All interested stakeholders, including patients, providers, payers, and manufacturers, are encouraged to submit comments and suggested refinements to the scope to ensure all perspectives are adequately considered. All comments must be received by March 27, 2017 at 5pm CT. Comments can be submitted by email to publiccomments@icer-review.org. More information about submitting a public comment, including formatting specifications, is available on ICER’s website. Specific guidance for manufacturers and patients or patient groups is available in ICER’s Manufacturer Engagement Guide and Patient Participation Guide.

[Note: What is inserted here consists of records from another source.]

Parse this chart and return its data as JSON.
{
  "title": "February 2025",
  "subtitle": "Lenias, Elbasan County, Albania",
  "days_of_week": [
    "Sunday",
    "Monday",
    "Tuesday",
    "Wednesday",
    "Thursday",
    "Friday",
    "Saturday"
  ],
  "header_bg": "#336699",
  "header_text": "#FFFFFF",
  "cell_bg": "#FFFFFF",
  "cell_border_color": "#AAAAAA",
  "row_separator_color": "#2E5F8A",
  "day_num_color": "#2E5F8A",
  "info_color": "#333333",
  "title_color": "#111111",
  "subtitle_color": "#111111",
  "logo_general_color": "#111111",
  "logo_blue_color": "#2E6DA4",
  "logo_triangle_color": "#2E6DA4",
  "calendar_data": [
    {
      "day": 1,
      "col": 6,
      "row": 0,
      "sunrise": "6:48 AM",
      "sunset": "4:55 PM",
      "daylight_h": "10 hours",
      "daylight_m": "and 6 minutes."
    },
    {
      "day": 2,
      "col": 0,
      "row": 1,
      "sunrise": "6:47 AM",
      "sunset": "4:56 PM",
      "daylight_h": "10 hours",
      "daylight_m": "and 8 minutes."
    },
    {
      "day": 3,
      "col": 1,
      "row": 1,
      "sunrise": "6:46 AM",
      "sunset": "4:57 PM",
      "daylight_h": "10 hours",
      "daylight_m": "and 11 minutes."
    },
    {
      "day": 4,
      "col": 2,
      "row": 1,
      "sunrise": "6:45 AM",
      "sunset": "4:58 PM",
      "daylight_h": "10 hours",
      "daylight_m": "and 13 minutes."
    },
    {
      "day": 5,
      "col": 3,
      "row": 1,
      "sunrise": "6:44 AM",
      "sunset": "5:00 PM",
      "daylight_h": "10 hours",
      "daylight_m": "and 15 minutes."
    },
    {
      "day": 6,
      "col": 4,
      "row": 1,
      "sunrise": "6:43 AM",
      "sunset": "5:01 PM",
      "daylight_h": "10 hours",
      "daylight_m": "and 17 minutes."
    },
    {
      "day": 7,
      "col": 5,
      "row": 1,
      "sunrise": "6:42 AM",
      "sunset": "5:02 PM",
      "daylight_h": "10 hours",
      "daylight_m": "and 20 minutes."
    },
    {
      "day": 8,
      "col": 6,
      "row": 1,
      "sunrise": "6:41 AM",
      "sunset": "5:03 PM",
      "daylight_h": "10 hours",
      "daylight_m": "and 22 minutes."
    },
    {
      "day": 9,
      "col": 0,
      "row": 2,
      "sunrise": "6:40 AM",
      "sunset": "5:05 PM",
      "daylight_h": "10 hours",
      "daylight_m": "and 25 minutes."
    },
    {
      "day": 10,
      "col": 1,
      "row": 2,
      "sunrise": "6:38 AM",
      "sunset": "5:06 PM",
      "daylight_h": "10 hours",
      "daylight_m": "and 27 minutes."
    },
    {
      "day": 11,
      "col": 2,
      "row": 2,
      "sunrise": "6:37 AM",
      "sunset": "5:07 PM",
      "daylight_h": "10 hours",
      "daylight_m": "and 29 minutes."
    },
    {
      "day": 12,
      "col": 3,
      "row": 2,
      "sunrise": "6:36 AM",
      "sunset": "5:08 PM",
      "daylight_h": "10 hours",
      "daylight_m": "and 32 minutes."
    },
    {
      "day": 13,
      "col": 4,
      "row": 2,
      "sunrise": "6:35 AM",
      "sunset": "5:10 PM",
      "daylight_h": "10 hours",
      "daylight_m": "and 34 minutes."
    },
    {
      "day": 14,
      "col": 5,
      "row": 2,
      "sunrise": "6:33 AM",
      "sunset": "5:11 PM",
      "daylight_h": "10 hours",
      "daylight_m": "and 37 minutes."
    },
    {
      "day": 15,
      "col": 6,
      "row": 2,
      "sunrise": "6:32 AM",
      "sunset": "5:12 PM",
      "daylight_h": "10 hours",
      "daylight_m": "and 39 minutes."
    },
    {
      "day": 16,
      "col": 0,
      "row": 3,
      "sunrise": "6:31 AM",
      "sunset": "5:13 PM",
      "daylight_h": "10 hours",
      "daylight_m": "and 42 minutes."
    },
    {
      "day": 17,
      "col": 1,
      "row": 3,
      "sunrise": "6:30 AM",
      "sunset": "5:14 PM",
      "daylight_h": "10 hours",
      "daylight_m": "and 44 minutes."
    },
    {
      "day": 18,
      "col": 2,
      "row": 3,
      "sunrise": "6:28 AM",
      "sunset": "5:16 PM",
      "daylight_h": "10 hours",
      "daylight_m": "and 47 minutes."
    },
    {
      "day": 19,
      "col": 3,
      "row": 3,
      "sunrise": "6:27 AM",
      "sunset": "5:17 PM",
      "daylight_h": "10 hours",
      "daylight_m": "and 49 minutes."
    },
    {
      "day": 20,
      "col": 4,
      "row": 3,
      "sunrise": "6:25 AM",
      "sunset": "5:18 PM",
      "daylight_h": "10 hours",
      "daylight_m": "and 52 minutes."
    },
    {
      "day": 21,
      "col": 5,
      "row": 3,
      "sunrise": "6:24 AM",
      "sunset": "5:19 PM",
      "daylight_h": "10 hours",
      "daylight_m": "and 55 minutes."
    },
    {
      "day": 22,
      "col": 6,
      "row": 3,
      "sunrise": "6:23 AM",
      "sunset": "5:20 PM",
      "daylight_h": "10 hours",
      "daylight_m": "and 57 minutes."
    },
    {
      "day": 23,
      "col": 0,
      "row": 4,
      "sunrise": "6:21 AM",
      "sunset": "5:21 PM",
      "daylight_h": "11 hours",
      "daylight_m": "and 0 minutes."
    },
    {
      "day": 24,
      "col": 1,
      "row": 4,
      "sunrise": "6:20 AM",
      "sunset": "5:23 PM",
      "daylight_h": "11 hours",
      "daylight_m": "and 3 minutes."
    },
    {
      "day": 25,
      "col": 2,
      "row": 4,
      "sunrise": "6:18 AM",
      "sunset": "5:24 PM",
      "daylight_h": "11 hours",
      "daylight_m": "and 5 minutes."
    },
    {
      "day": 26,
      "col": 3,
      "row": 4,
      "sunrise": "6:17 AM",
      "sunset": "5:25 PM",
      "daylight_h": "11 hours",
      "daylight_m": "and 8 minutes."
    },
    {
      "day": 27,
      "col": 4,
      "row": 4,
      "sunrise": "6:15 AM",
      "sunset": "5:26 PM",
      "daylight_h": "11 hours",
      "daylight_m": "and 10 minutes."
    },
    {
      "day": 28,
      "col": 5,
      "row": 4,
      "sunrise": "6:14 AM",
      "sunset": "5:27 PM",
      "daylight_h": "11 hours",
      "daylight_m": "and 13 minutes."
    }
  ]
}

Following the public comment period, a revised scoping document will be posted on or about April 4, 2017.

The Midwest Comparative Effectiveness Public Advisory Council (Midwest CEPAC) will evaluate the report assessing therapies for ovarian cancer at a public meeting on September 14, 2017. The Midwest CEPAC is an independent, regional body of practicing physicians, methodological experts, and leaders in patient advocacy and engagement that provides objective, independent guidance on the application of medical evidence to clinical practice and payer policy decisions.

During the September 2017 public meeting, the Council will vote on key questions raised in the report, and a policy roundtable of patient, clinical, payer, and policy experts will discuss recommendations for how best to apply the evidence to policy and practice.

Additional information regarding the report and meeting are available on ICER’s website.